Son personas que, en muchos de los casos, están atravesando esa calle que podríamos llamar “ruta de la aceptación” del hecho irreversible de la muerte, aunque algunos de ellos también podrían llamarla “camino de la rebelión” ante lo ingobernable.


Creo que en esas situaciones, me olvido de mí mismo, sólo tengo palabras, tampoco muchas, para el otro, miro sus ojos y observo su mirada derrotada, me fijo en sus manos que son una manifestación del propio abandono; manos, en muchos casos, sembradas de huellas de agujas, que las convierten en mapas de la agresión.


Estoy atento a lo que poco o mucho que me dicen y a lo que callan, que suele ser mucho más y más real. Todo es fragilidad que me conmueve y me libera de mis actitudes más egoístas.


Sé, desde el primer contacto, que voy a vivir unos días acompañándoles en un camino sin esperanza, que pronto acabará, y me siento impelido a darles lo mejor de mi mismo, lo que creo que es mejor para esos momentos, sin esperar nada a cambio, aunque también puede ser cierto que me dejen el mejor de los regalos, mi propia aceptación de lo que, inevitablemente, llegará.

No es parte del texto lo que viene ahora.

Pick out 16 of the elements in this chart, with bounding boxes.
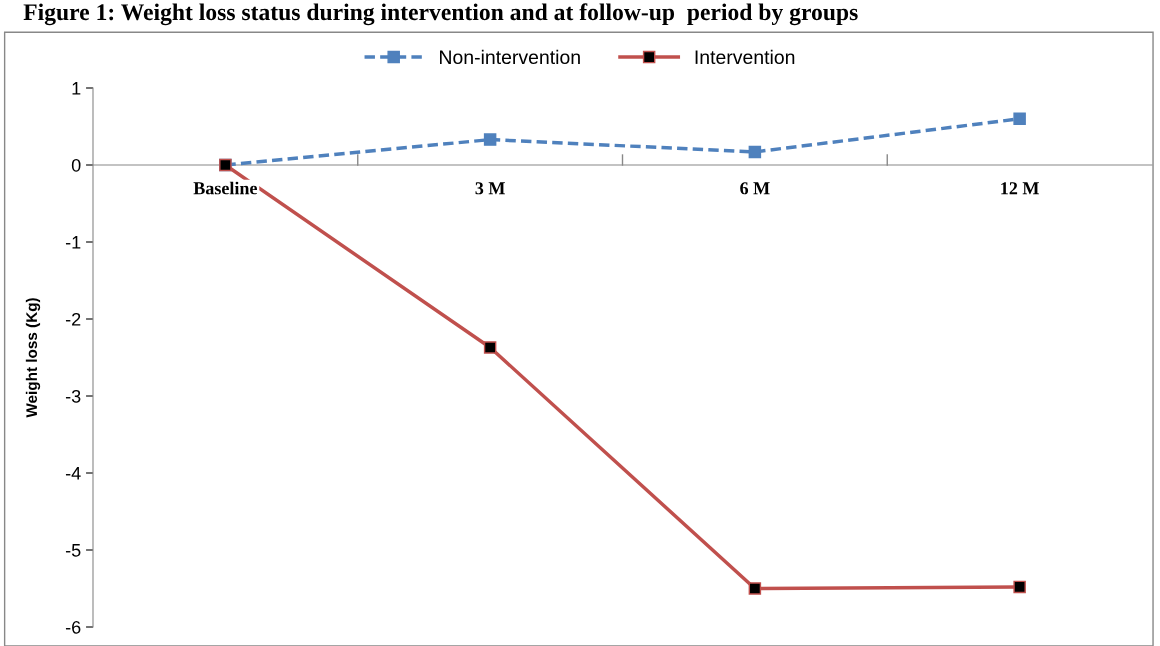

Hay ocasiones en las que tomo sus manos entre las mías y siento que alivio su desazón, que se calma su llanto y me hacen sentirme como un mago que, durante unos momentos, opera el milagro de llevar paz a un espíritu desesperado.


En otras ocasiones, aparento creerme lo que me cuentan y le doy mucha importancia, a sabiendas que lo que realmente les importa es lo que callan.


Cuando les dejo solos de nuevo, no puedo evitar desearles lo mejor, sea esto lo que sea y, cuando al cabo de una semana, vuelvo y recuerdan mi nombre, quiero pensar que he tocado una cuerda afinada. ¡Casi nada la presunción!


Al final de todo, igual no es tan desinteresada ni tan falta de recompensa mi actitud y, tal vez por eso, me atrevo a pensar que nunca seré un buen samaritano.